Não vai ser um filme consensual. Muitos vão achá-lo doce, outros amargo; muitos, simplesmente, não vão aceitar que um desenhador de moda, muito preocupado com o estilo, seja capaz de fazer uma obra intensa. De qualquer maneira, é uma película que tem de ser vista por quem gosta de cinema, puro e simples, feito com cuidado e com versatilidade - que vai, precisamente, do sal ao açúcar, do amor ao ódio.

RENDER O INVESTIMENTO

 

Tenho a confessar que gostei do primeiro "Jack Reacher". Era um "teoria da conspiração" bem conseguido, com ritmo, acção e divertimento, mesmo considerando que o Jack Reacher de Lee Child tem quase 2 metros de altura e 110 quilos de peso, coisa que o coitado do Tom Cruise, por muito que tente, não consegue atingir, mas mesmo assim, o filme estava bem conseguido.


O problema é que a Paramount adquiriu os direitos de algumas das histórias e agora tem de despachar filmes para compensar o investimento. E se é verdade que Tom Cruise sabe todo o livro da ação - aprendeu a conduzir F-11's e Chevrolets e, reconheçamos, as "Missões Impossíveis" nem são nada de deitar fora -, também é verdade que nem sempre as mãos que o dirigem estão à altura da encomenda.


A adaptação para cinema deste "Jack Reacher: Never Go Back", ficou a cargo de Richard Wenk, Edward Zwick e Marshall Herskovitz, que nem por sombras conseguem atingir o nível do seu antecessor de 2012.
 Este também tem lá (quase) tudo: tiros, porrada, correrias, mas o resultado final é uma omelete sem sal. Não basta por toda a gente aos murros, para fazer um bom filme de ação. É preciso mais.


Os mais atentos dirão que o realizador Edward Zwick tinha obrigação de fazer melhor, porque já tinha conseguido um dos melhores filmes de Tom Cruise, "O Último Samurai", ou porque também já tinha assinado o interessante "Diamante de Sangue" com Leonardo Di Caprio, por exemplo, mas aqui perde-se em rodriguinhos desnecessários e acaba por não sair nada de interesse, mesmo para quem gosta de porrada pura e simples, sem muita conversa e sem muito assunto para pensar.

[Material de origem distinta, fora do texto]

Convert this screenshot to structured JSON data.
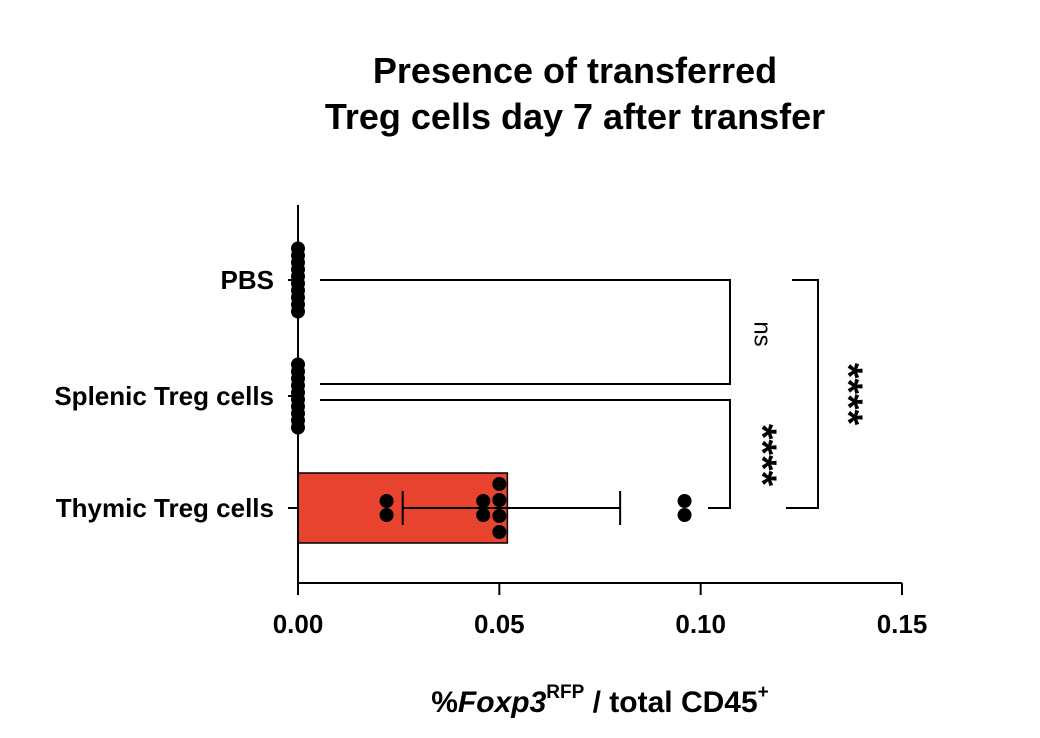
{
  "chart_data": {
    "type": "bar",
    "orientation": "horizontal",
    "title": [
      "Presence of transferred",
      "Treg cells day 7 after transfer"
    ],
    "xlabel": {
      "prefix": "%",
      "gene": "Foxp3",
      "gene_superscript": "RFP",
      "middle": "/ total CD45",
      "end_superscript": "+"
    },
    "categories": [
      "PBS",
      "Splenic Treg cells",
      "Thymic Treg cells"
    ],
    "xlim": [
      0,
      0.15
    ],
    "xticks": [
      0,
      0.05,
      0.1,
      0.15
    ],
    "xtick_labels": [
      "0.00",
      "0.05",
      "0.10",
      "0.15"
    ],
    "bars": [
      {
        "category": "PBS",
        "mean": 0,
        "points": [
          0,
          0,
          0,
          0,
          0,
          0,
          0,
          0,
          0,
          0
        ]
      },
      {
        "category": "Splenic Treg cells",
        "mean": 0,
        "points": [
          0,
          0,
          0,
          0,
          0,
          0,
          0,
          0,
          0,
          0
        ]
      },
      {
        "category": "Thymic Treg cells",
        "mean": 0.052,
        "error_low": 0.026,
        "error_high": 0.08,
        "points": [
          0.022,
          0.022,
          0.046,
          0.046,
          0.05,
          0.05,
          0.05,
          0.05,
          0.096,
          0.096
        ]
      }
    ],
    "significance": [
      {
        "between": [
          "PBS",
          "Splenic Treg cells"
        ],
        "label": "ns"
      },
      {
        "between": [
          "Splenic Treg cells",
          "Thymic Treg cells"
        ],
        "label": "****"
      },
      {
        "between": [
          "PBS",
          "Thymic Treg cells"
        ],
        "label": "****"
      }
    ],
    "colors": {
      "bar": "#e8432f",
      "points": "#000000",
      "axis": "#000000"
    },
    "grid": false,
    "legend": "none"
  }
}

A tentativa de dar algum interesse ao mistério do passado de Jack Reacher, tentando meter-lhe uma filha pelo meio, pode dar algum assunto durante um bocado, mas antes do meio do filme, já toda a gente percebeu onde é que a história vai parar e tudo serve apenas para Danika Yarosh (Samantha) ir espalhando o seu charme adolescente.


Não é com adaptações destas que a produtora vai recuperar o investimento feito nas histórias originais - de que eu não gosto particularmente, mas que só conheço duas ou três, já nem me lembro! Ainda por cima, na sequência de uma primeira tentativa (muito) bem sucedida, o que faz com que esta segunda tentativa seja ainda mais decepcionante.